Overvaluation (premium): The public is too crazy, and the stock price is overvalued to be more expensive than the actual value of Bitcoin.
Undervalued (discounted): Market panic, the stock price is cheaper than the market value of the Bitcoin held.
Fair valuation (mNAV=1.0): The stock price just reflects the value of holding Bitcoin.
mNAV = 1.0 means that the company’s current market capitalization is roughly the true value of Bitcoin assets, and it is neither overvalued nor undervalued.

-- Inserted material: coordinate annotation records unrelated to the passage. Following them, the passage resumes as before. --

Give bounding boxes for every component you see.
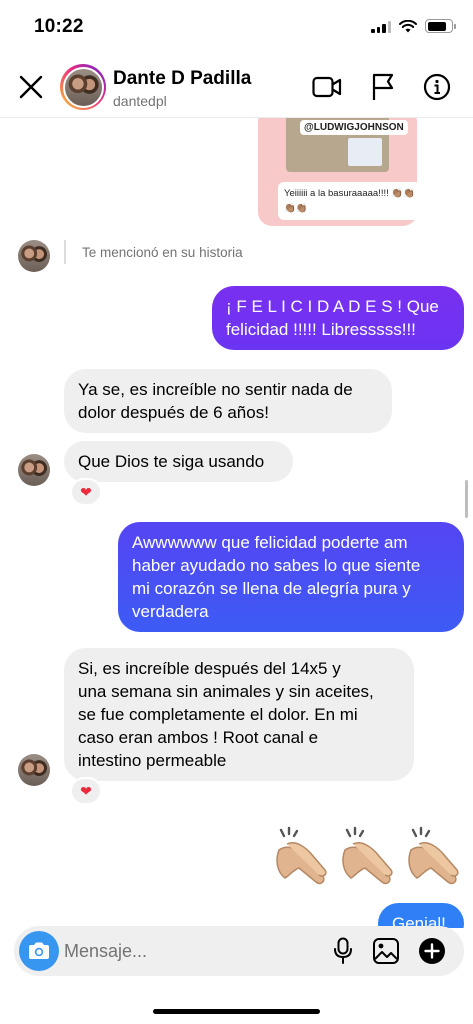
message-bubble-incoming[interactable]: Ya se, es increíble no sentir nada de do… <box>64 369 392 433</box>
message-bubble-outgoing[interactable]: ¡ F E L I C I D A D E S ! Que felicidad … <box>212 286 464 350</box>
signal-icon <box>371 20 391 33</box>
status-icons <box>371 19 456 33</box>
camera-button[interactable] <box>19 931 59 971</box>
clapping-hands-icon <box>408 826 459 885</box>
message-composer <box>14 926 464 976</box>
message-bubble-outgoing[interactable]: Genial! <box>378 903 464 928</box>
sender-avatar[interactable] <box>18 754 50 786</box>
story-mention-notice: Te mencionó en su historia <box>82 245 243 260</box>
clapping-emoji-message[interactable] <box>271 826 463 890</box>
voice-message-button[interactable] <box>328 936 358 966</box>
battery-icon <box>425 19 456 33</box>
gallery-button[interactable] <box>371 936 401 966</box>
scrollbar-thumb[interactable] <box>465 480 468 518</box>
message-bubble-outgoing[interactable]: Awwwwww que felicidad poderte am haber a… <box>118 522 464 632</box>
heart-reaction[interactable]: ❤ <box>70 478 102 506</box>
close-icon <box>19 75 43 99</box>
plus-circle-icon <box>419 938 445 964</box>
story-caption: Yeiiiiii a la basuraaaaa!!!! 👏🏽👏🏽👏🏽👏🏽 <box>278 182 417 221</box>
message-bubble-incoming[interactable]: Que Dios te siga usando <box>64 441 293 482</box>
contact-username: dantedpl <box>113 93 167 109</box>
status-bar: 10:22 <box>0 0 473 56</box>
mention-divider <box>64 240 66 264</box>
more-options-button[interactable] <box>417 936 447 966</box>
message-input[interactable] <box>64 938 294 964</box>
info-button[interactable] <box>422 72 452 102</box>
home-indicator[interactable] <box>153 1009 320 1014</box>
story-mention-tag: @LUDWIGJOHNSON <box>300 120 408 135</box>
video-call-button[interactable] <box>312 72 342 102</box>
story-preview[interactable]: @LUDWIGJOHNSON Yeiiiiii a la basuraaaaa!… <box>258 118 417 226</box>
camera-icon <box>29 942 49 959</box>
conversation-header: Dante D Padilla dantedpl <box>0 56 473 118</box>
flag-icon <box>372 73 394 100</box>
contact-name[interactable]: Dante D Padilla <box>113 68 251 90</box>
sender-avatar[interactable] <box>18 240 50 272</box>
microphone-icon <box>334 937 352 964</box>
close-button[interactable] <box>16 72 46 102</box>
info-icon <box>423 73 451 101</box>
image-icon <box>373 938 399 964</box>
heart-reaction[interactable]: ❤ <box>70 777 102 805</box>
clapping-hands-icon <box>276 826 327 885</box>
message-thread[interactable]: @LUDWIGJOHNSON Yeiiiiii a la basuraaaaa!… <box>0 118 473 928</box>
clapping-hands-icon <box>342 826 393 885</box>
video-camera-icon <box>312 76 342 98</box>
report-button[interactable] <box>368 72 398 102</box>
status-time: 10:22 <box>34 16 84 37</box>
contact-avatar[interactable] <box>60 64 106 110</box>
message-bubble-incoming[interactable]: Si, es increíble después del 14x5 y una … <box>64 648 414 781</box>
wifi-icon <box>399 19 417 32</box>
sender-avatar[interactable] <box>18 454 50 486</box>
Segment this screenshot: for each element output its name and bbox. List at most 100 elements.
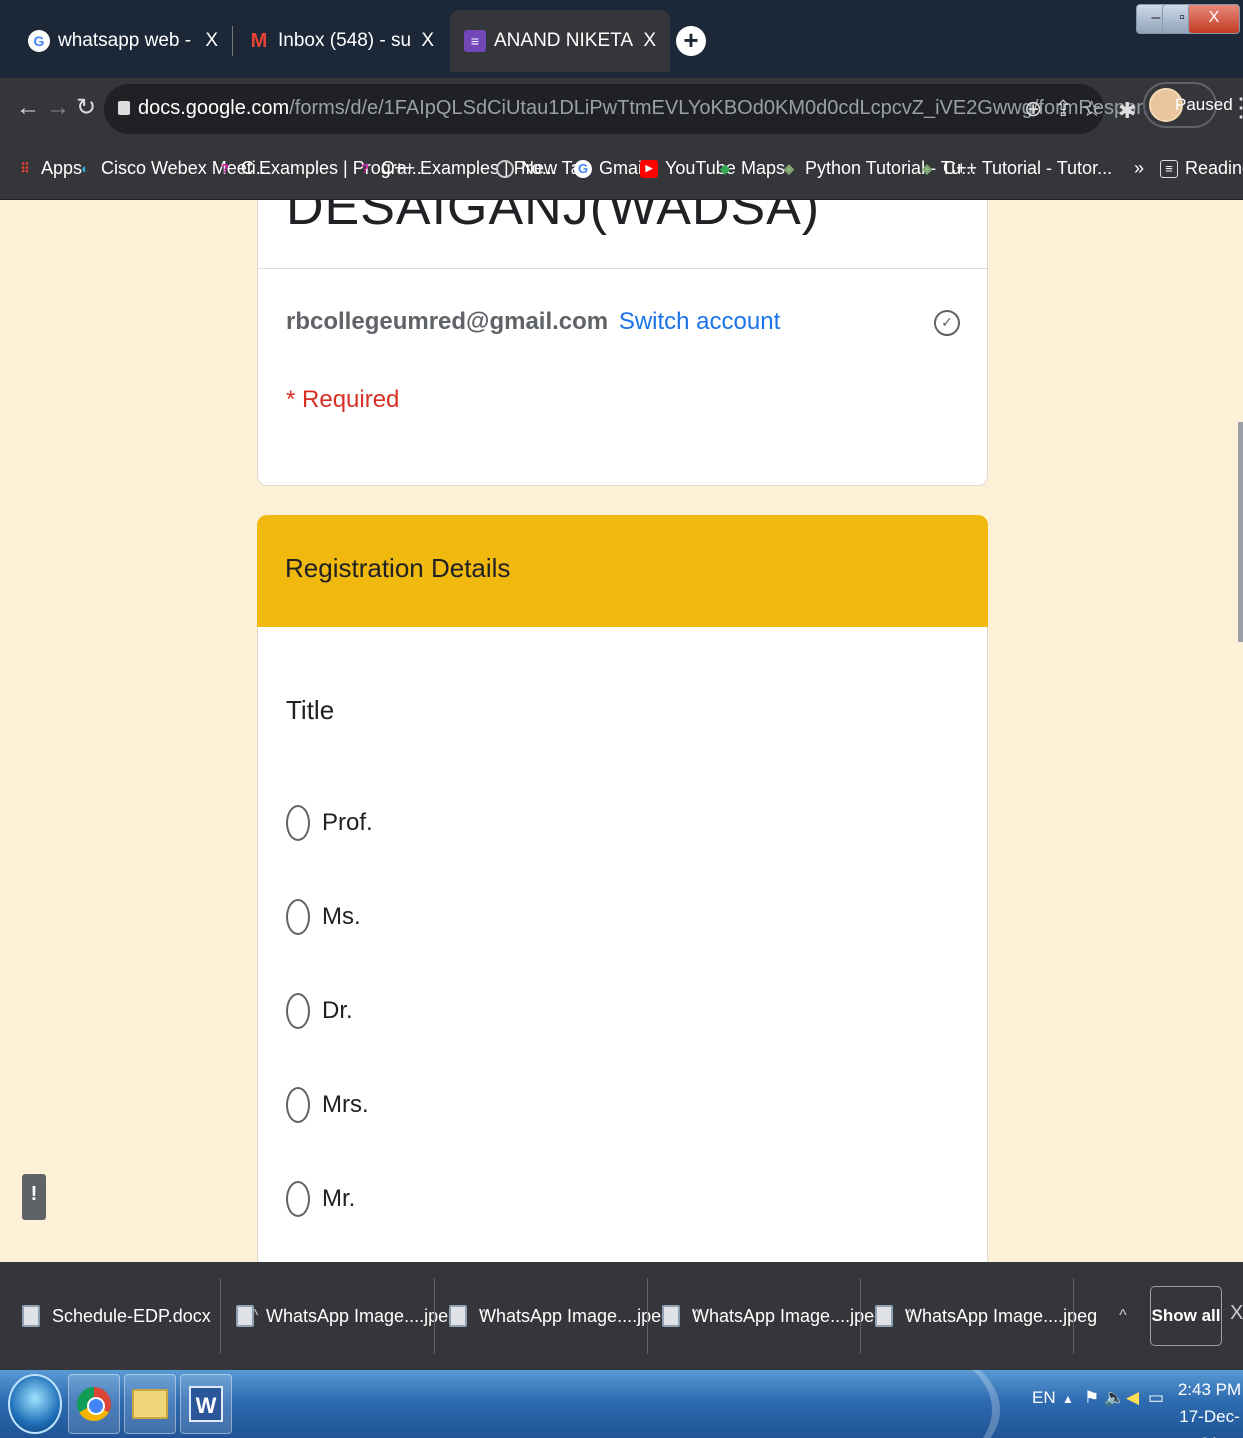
tab-google-form[interactable]: ≡ ANAND NIKETAN COLLEGE ,ANA X [450, 10, 670, 72]
chrome-icon [77, 1387, 111, 1421]
radio-button[interactable] [286, 899, 310, 935]
radio-button[interactable] [286, 1087, 310, 1123]
new-tab-button[interactable]: + [676, 26, 706, 56]
word-taskbar-button[interactable]: W [180, 1374, 232, 1434]
bookmark-gmail[interactable]: G Gmail [574, 158, 646, 179]
bookmark-star-icon[interactable]: ☆ [1082, 96, 1102, 122]
action-center-icon[interactable]: ▭ [1148, 1388, 1164, 1408]
radio-button[interactable] [286, 993, 310, 1029]
bookmark-label: Maps [741, 158, 786, 178]
reading-list-label: Reading list [1185, 158, 1243, 178]
bookmark-maps[interactable]: ◆ Maps [716, 158, 785, 179]
option-label: Mr. [322, 1185, 356, 1212]
show-all-button[interactable]: Show all [1150, 1286, 1222, 1346]
scrollbar[interactable] [1238, 422, 1243, 642]
divider [220, 1278, 221, 1354]
option-label: Prof. [322, 809, 373, 836]
bookmarks-overflow[interactable]: » [1134, 158, 1144, 179]
option-label: Dr. [322, 997, 353, 1024]
google-icon: G [28, 30, 50, 52]
word-icon: W [189, 1386, 223, 1422]
window-close-button[interactable]: X [1188, 4, 1240, 34]
tab-close-icon[interactable]: X [643, 30, 656, 52]
clock-date: 17-Dec-21 [1179, 1407, 1240, 1438]
bookmark-label: C++ Tutorial - Tutor... [943, 158, 1113, 178]
tray-arrow-icon[interactable]: ▲ [1062, 1392, 1074, 1406]
download-item[interactable]: Schedule-EDP.docx ^ [22, 1262, 258, 1370]
radio-option-ms[interactable]: Ms. [286, 899, 361, 935]
bookmark-label: Gmail [599, 158, 647, 178]
zoom-icon[interactable]: ⊕ [1024, 96, 1042, 122]
switch-account-link[interactable]: Switch account [619, 308, 780, 335]
globe-icon [496, 159, 514, 178]
radio-option-prof[interactable]: Prof. [286, 805, 373, 841]
start-button[interactable] [8, 1374, 62, 1434]
download-item[interactable]: WhatsApp Image....jpeg ^ [875, 1262, 1127, 1370]
url-text[interactable]: docs.google.com/forms/d/e/1FAIpQLSdCiUta… [138, 97, 1169, 120]
bookmark-cpp-tutorial[interactable]: ◈ C++ Tutorial - Tutor... [918, 158, 1112, 179]
tab-close-icon[interactable]: X [205, 30, 218, 52]
section-header: Registration Details [257, 515, 988, 627]
browser-menu-icon[interactable]: ⋮ [1228, 92, 1243, 123]
address-bar[interactable]: docs.google.com/forms/d/e/1FAIpQLSdCiUta… [104, 84, 1169, 134]
tab-google-search[interactable]: G whatsapp web - Google Search X [14, 10, 232, 72]
bookmark-apps[interactable]: ⠿ Apps [16, 158, 82, 179]
browser-toolbar: ← → ↻ docs.google.com/forms/d/e/1FAIpQLS… [0, 78, 1243, 140]
image-file-icon [662, 1305, 680, 1327]
share-icon[interactable]: ⇪ [1054, 96, 1072, 122]
chevron-up-icon[interactable]: ^ [1119, 1307, 1127, 1325]
radio-option-mrs[interactable]: Mrs. [286, 1087, 369, 1123]
image-file-icon [449, 1305, 467, 1327]
feedback-icon[interactable]: ! [22, 1174, 46, 1220]
radio-button[interactable] [286, 805, 310, 841]
speaker-icon[interactable]: 🔈 [1104, 1388, 1125, 1408]
lock-icon [118, 101, 130, 115]
option-label: Mrs. [322, 1091, 369, 1118]
reading-list[interactable]: ≡ Reading list [1160, 158, 1243, 179]
flag-icon[interactable]: ◀ [1126, 1388, 1139, 1408]
reload-icon[interactable]: ↻ [76, 94, 96, 122]
network-warning-icon[interactable]: ⚑ [1084, 1388, 1099, 1408]
forward-icon[interactable]: → [46, 94, 70, 122]
close-icon[interactable]: X [1230, 1302, 1243, 1325]
maps-pin-icon: ◆ [720, 160, 730, 176]
download-filename: WhatsApp Image....jpeg [692, 1305, 885, 1326]
section-title: Registration Details [285, 553, 511, 583]
radio-button[interactable] [286, 1181, 310, 1217]
divider [860, 1278, 861, 1354]
tab-label: ANAND NIKETAN COLLEGE ,ANA [494, 30, 634, 51]
required-note: * Required [286, 386, 400, 413]
chrome-taskbar-button[interactable] [68, 1374, 120, 1434]
file-explorer-taskbar-button[interactable] [124, 1374, 176, 1434]
divider [647, 1278, 648, 1354]
radio-option-dr[interactable]: Dr. [286, 993, 353, 1029]
language-indicator[interactable]: EN [1032, 1388, 1056, 1408]
google-icon: G [574, 159, 592, 178]
clock-time: 2:43 PM [1177, 1380, 1242, 1399]
programiz-icon: ? [361, 161, 369, 176]
apps-grid-icon: ⠿ [20, 160, 30, 176]
account-email: rbcollegeumred@gmail.com [286, 308, 609, 335]
divider [434, 1278, 435, 1354]
profile-button[interactable]: Paused [1143, 82, 1233, 128]
radio-option-mr[interactable]: Mr. [286, 1181, 355, 1217]
word-file-icon [22, 1305, 40, 1327]
image-file-icon [236, 1305, 254, 1327]
option-label: Ms. [322, 903, 361, 930]
tutorialspoint-icon: ◈ [922, 160, 932, 176]
form-title: DESAIGANJ(WADSA) [286, 200, 821, 236]
tab-label: whatsapp web - Google Search [58, 30, 195, 51]
google-forms-icon: ≡ [464, 30, 486, 52]
tab-close-icon[interactable]: X [421, 30, 434, 52]
tab-label: Inbox (548) - surekhajunghare01 [278, 30, 412, 51]
programiz-icon: ? [221, 161, 229, 176]
question-title: Title [286, 695, 335, 725]
tab-separator [232, 26, 233, 56]
account-row: rbcollegeumred@gmail.com Switch account [286, 308, 780, 336]
extensions-icon[interactable]: ✱ [1118, 98, 1136, 124]
back-icon[interactable]: ← [16, 94, 40, 122]
tab-gmail-inbox[interactable]: M Inbox (548) - surekhajunghare01 X [234, 10, 448, 72]
system-clock[interactable]: 2:43 PM 17-Dec-21 [1176, 1376, 1243, 1438]
bookmarks-bar: ⠿ Apps ◐ Cisco Webex Meeti... ? C Examples … [0, 140, 1243, 200]
image-file-icon [875, 1305, 893, 1327]
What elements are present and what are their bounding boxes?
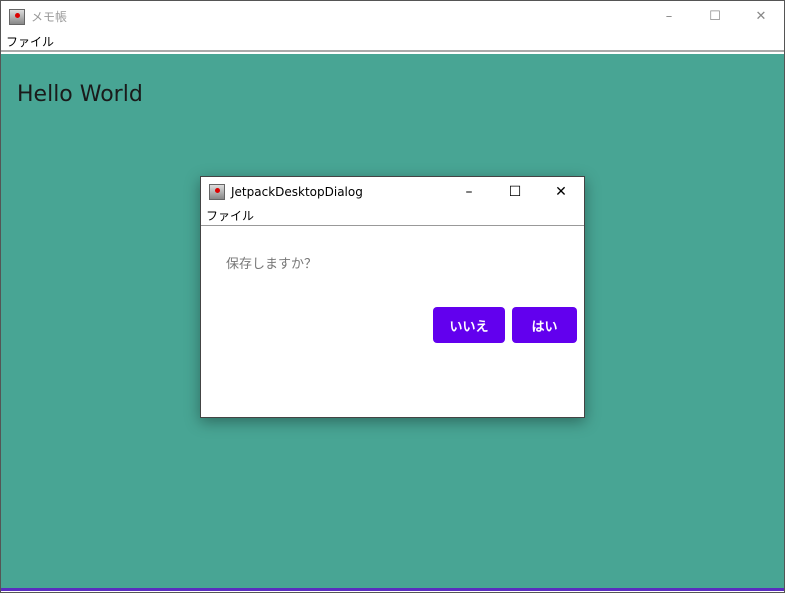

Currently, mNAV has retested to 1, meaning the stock price almost perfectly reflects the net value of its Bitcoin holdings, with neither a premium nor a discount. For Kendrick, this is an extremely important signal, indicating that market risk appetite has been completely reset. He describes other indicators also simultaneously sliding to “absolute zero,” suggesting the market has entered a typical “capitulation sell-off” phase, which is usually a necessary condition before a bear market bottom appears. He therefore judges that this plunge should be nearing its end.
Kendrick’s observations align with recent analysis from cryptocurrency exchange Bitfinex. Bitfinex points out that on-chain data has shown signs of capitulation, including a reduction in losses for short-term holders and a slowdown in the momentum of realizing losses on-chain. These indicators often suggest that the most intense selling pressure has passed, and the market is gradually entering a stabilization phase. Historically, these on-chain signals have often preceded price reversals.
After a period of intense market volatility, Bitcoin briefly rebounded below $93,000 on Tuesday, recovering approximately 3.8% from its overnight low. While the rebound remains fragile, Kendrick emphasized that this aligns with his basic expectation of a year-end rally. He believes that with continued long-term capital inflows, improved ETF structure, and accumulation by long-term holders, Bitcoin still has the potential for a year-end counterattack. Kendrick concluded his report by stating that he believes the basic pattern of this sell-off is complete, and if Bitcoin continues its performance after previous corrections, a rebound before the end of the year remains the most likely scenario. As the market gradually digests the selling pressure, the coming weeks will be crucial in validating these arguments. Among various indicators, the continued changes in Strategy mNAV, the behavior of short-term on-chain holders, and the flow of funds in spot ETFs will be important clues for investors to determine whether Bitcoin has truly bottomed out.